Figure 2.

LRP6 shapes the metabolic landscape in astrocytes. A) Global metabolic profiling of freshly enriched GFAP‐Lrp6^+/+ and GFAP‐Lrp6^–/– astrocytes followed by the Metabolite Set Enrichment Analysis (MESA) (N = 6). Pathways are ranked by significance values. B) qPCR analyses of 958 mouse KEGG metabolic‐related genes expression in freshly enriched GFAP‐Lrp6^+/+ and GFAP‐Lrp6^–/– astrocytes (N = 6; horizontal dotted line p = 0.05; two‐tailed unpaired t‐test). C) Integrated metabolites and gene expression analyses were performed on MetaboAnalyst. Top three significant pathways with the greatest impact are labelled. D) Levels of intracellular pyruvate was evaluated in Wnt ligands (Wnt3a, 5a, 6, and 7a recombinant proteins; 100 ng mL⁻¹ each) exposed cultured astrocytes after pharmacological inhibition against glucose utilization (50 mm 2‐deoxyglucose [2‐DG]); pyruvate entrance into mitochondria (2 µm UK5099) or lactate conversion (2.5 mm oxamate) for 4 h (N = 8, ***p <0.0001, **p <0.001, ns = non‐significant, One‐way ANOVA). E) Seahorse Mito Fuel Flex test on evaluating fuel dependent was performed with slight modification to include an inhibitor against BCAA catabolism (5 µm BCATci‐2) (N = 10, ***p <0.0001, ns = non‐significant; two‐tailed unpaired t‐test). F) Expression levels of genes in charge of both cytosolic (blue) and mitochondrial (red) glutaminolysis were analyzed in cultured astrocytes. All genes of interests are normalized against Actb internal control (N = 6).
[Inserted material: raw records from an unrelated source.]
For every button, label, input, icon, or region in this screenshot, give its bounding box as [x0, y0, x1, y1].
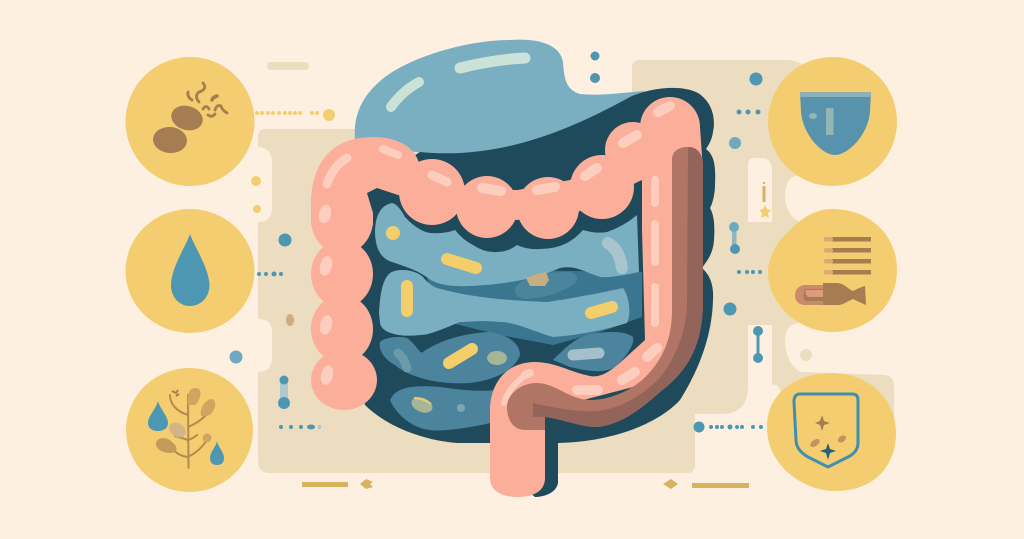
- fold 1: [375, 203, 639, 286]
- colon: muscle band: [507, 147, 703, 430]
- colon highlights: [327, 106, 670, 403]
- fold 2: [379, 270, 629, 337]
- food particles: [398, 243, 622, 368]
- stomach highlights: [391, 58, 525, 107]
- fold 3: [380, 332, 520, 383]
- decorative dots left: [230, 109, 335, 430]
- circle: plant and droplets: [126, 368, 253, 492]
- circle: bullet capsule and list lines: [768, 209, 897, 332]
- panel: beige backdrop: [258, 60, 894, 473]
- small intestine folds: [375, 203, 642, 431]
- colon: muscle band shade: [533, 147, 703, 427]
- circle: bacteria: [126, 57, 254, 186]
- decorative dots right: [590, 52, 812, 432]
- colon: ascending and transverse: [311, 97, 703, 497]
- circle: stomach cup: [768, 57, 897, 186]
- bottom arrows and bars: [302, 479, 749, 489]
- fold 4: [553, 332, 633, 371]
- stomach: [355, 40, 645, 156]
- fold 5: [390, 386, 495, 431]
- colon: descending and tail: [490, 127, 703, 497]
- circle: shield: [767, 373, 896, 491]
- large intestine: [311, 97, 703, 497]
- circle: water drop: [126, 209, 254, 333]
- dark body cavity: [340, 88, 715, 497]
- fold inner patch: [515, 272, 577, 299]
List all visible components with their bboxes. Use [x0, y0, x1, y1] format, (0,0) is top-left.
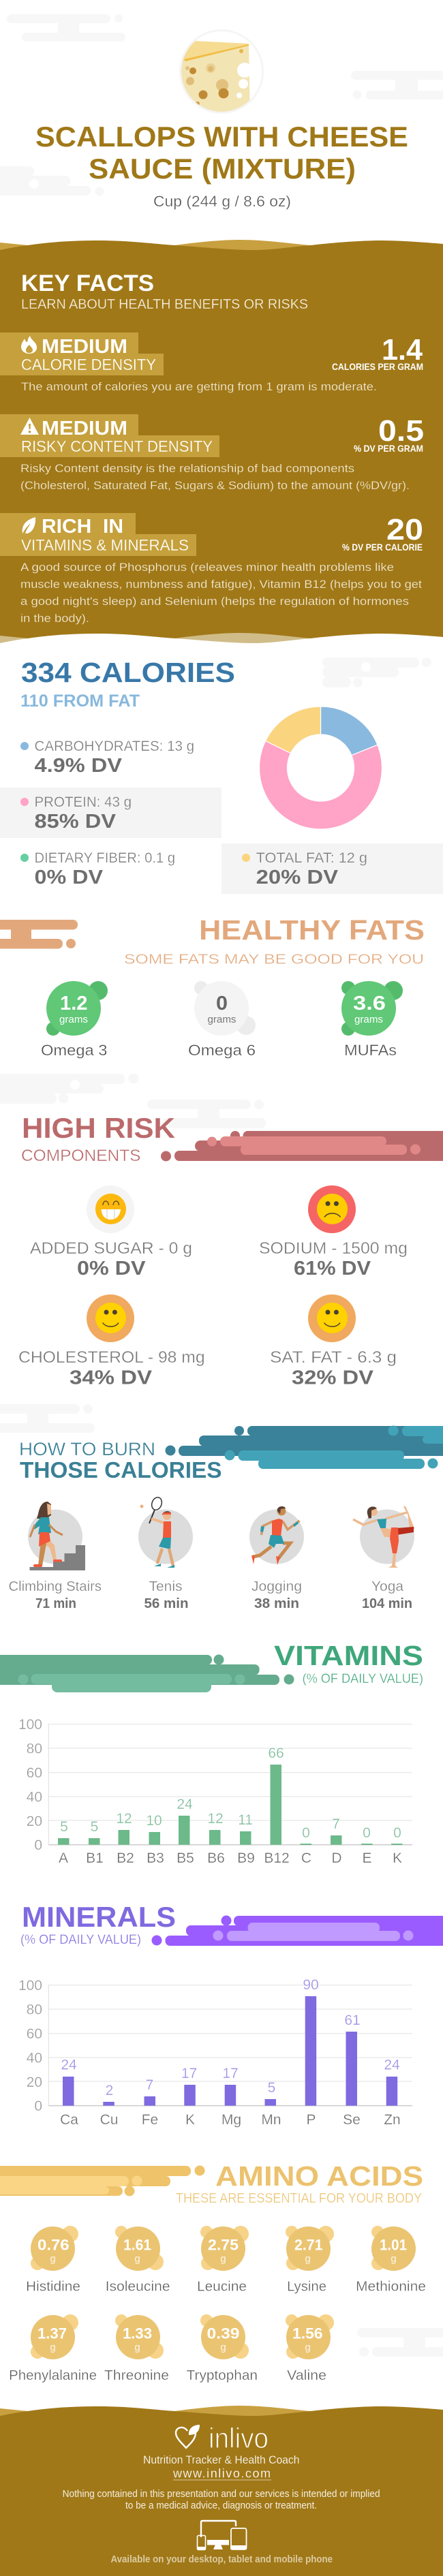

G) Schematic representation of oxidative and reductive reactions in glutamine‐glutamate‐α‐ketoglutarate flux. H) Mass isotopologue analysis of citrate; oxaloacetate (OAA); malate; fumarate; and aspartate in GFAP‐Lrp6^+/+ and GFAP‐Lrp6^–/– cultured astrocytes exposed to [U‐¹³C]‐glutamine for 2 h (N = 5, ***p <0.0001, **p <0.001, ns = non‐significant, two‐tailed unpaired t‐test). Values represent the Mean ± SEM.